Il en est ainsi, car la bouche qui a interdit, c’est-à-dire qui a affirmé que le champ avait appartenu au père de l’autre, est la bouche qui a permis, c’est-à-dire qui a affirmé qu’il avait acheté le champ. Même s’il n’avait pas admis qu’il avait appartenu au père de l’autre, le champ serait resté en sa possession. Par conséquent, sa prétention est acceptée. Cependant, s’il y a des témoins que le champ appartenait à son père, et celui qui a le champ en sa possession dit : Je l’ai acheté de lui, il n’est pas considéré comme crédible et sa prétention est rejetée.

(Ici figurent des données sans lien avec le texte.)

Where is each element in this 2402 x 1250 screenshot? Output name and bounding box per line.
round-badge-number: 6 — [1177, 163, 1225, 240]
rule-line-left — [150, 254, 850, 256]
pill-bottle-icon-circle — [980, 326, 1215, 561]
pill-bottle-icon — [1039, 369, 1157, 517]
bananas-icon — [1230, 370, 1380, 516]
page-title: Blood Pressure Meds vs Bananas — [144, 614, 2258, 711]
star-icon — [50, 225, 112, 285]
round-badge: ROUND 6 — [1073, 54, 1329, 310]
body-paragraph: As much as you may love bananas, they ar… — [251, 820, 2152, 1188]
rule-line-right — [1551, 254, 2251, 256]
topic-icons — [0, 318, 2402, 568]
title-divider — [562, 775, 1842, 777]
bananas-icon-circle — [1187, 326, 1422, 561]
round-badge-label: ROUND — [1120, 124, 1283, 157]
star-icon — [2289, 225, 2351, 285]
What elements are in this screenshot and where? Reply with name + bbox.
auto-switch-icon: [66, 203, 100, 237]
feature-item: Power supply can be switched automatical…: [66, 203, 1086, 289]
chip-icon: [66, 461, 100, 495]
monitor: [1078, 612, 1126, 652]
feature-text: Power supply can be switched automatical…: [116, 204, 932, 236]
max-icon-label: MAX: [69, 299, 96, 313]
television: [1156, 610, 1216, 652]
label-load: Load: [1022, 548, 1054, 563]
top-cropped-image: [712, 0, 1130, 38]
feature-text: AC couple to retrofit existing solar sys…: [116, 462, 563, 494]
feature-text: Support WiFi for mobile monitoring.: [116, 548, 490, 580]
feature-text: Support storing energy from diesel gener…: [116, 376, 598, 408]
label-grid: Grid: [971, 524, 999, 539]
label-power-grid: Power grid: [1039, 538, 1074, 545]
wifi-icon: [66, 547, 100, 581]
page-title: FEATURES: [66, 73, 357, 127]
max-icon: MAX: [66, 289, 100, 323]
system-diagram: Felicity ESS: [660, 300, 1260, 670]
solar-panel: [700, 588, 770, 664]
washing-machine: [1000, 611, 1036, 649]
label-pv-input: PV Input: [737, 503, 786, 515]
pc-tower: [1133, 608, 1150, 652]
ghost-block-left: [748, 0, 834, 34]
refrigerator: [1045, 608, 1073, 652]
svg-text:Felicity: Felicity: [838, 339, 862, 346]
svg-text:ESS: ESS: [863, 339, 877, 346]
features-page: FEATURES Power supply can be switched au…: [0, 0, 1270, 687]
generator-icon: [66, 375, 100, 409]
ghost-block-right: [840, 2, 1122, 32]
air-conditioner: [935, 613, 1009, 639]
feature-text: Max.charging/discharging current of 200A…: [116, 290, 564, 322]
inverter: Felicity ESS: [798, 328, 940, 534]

גְּמָ׳ טַעְמָא דְּאִיכָּא עֵדִים, הָא לֵיכָּא עֵדִים — בַּעַל מְהֵימַן, לֵימָא תְּנַן סְתָמָא דְּלָא כְּרַבָּן גַּמְלִיאֵל? דְּאִי רַבָּן גַּמְלִיאֵל, הָא אָמַר אִיהִי מְהֵימְנָא!
GUEMARA : La Guemara déduit : La raison pour laquelle l’affirmation de la mariée est acceptée est précisément le fait qu’il y a des témoins qu’elle est sortie de la maison de son père pour le mariage avec une hinnuma. Cependant, s’il n’y a pas de témoins, le mari est jugé crédible. Disons que la décision non attribuée que nous avons apprise dans la michna n’est pas conforme à l’opinion de Rabban Gamliel, car, si la décision était conforme à Rabban Gamliel, n’a-t-il pas dit qu’elle est jugée crédible ?
אֲפִילּוּ תֵּימָא רַבָּן גַּמְלִיאֵל, עַד כָּאן לָא קָאָמַר רַבָּן גַּמְלִיאֵל הָתָם אֶלָּא בְּבָרִי וְשֶׁמָּא. אֲבָל הָכָא בְּבָרִי וּבָרִי — לָא אָמַר.
La Guemara répond : Même si tu dis que la décision dans la michna est conforme à l’opinion de Rabban Gamliel, Rabban Gamliel a énoncé son opinion seulement là-bas, dans un cas où l’affirmation de la mariée est certaine et l’affirmation du marié est incertaine, car le marié ne sait pas ce qui s’est réellement passé. Cependant, ici, dans un cas où l’affirmation de la mariée est certaine et l’affirmation du marié est aussi certaine, puisqu’il est certain de l’avoir épousée comme veuve, Rabban Gamliel n’a pas dit que son affirmation est considérée comme crédible.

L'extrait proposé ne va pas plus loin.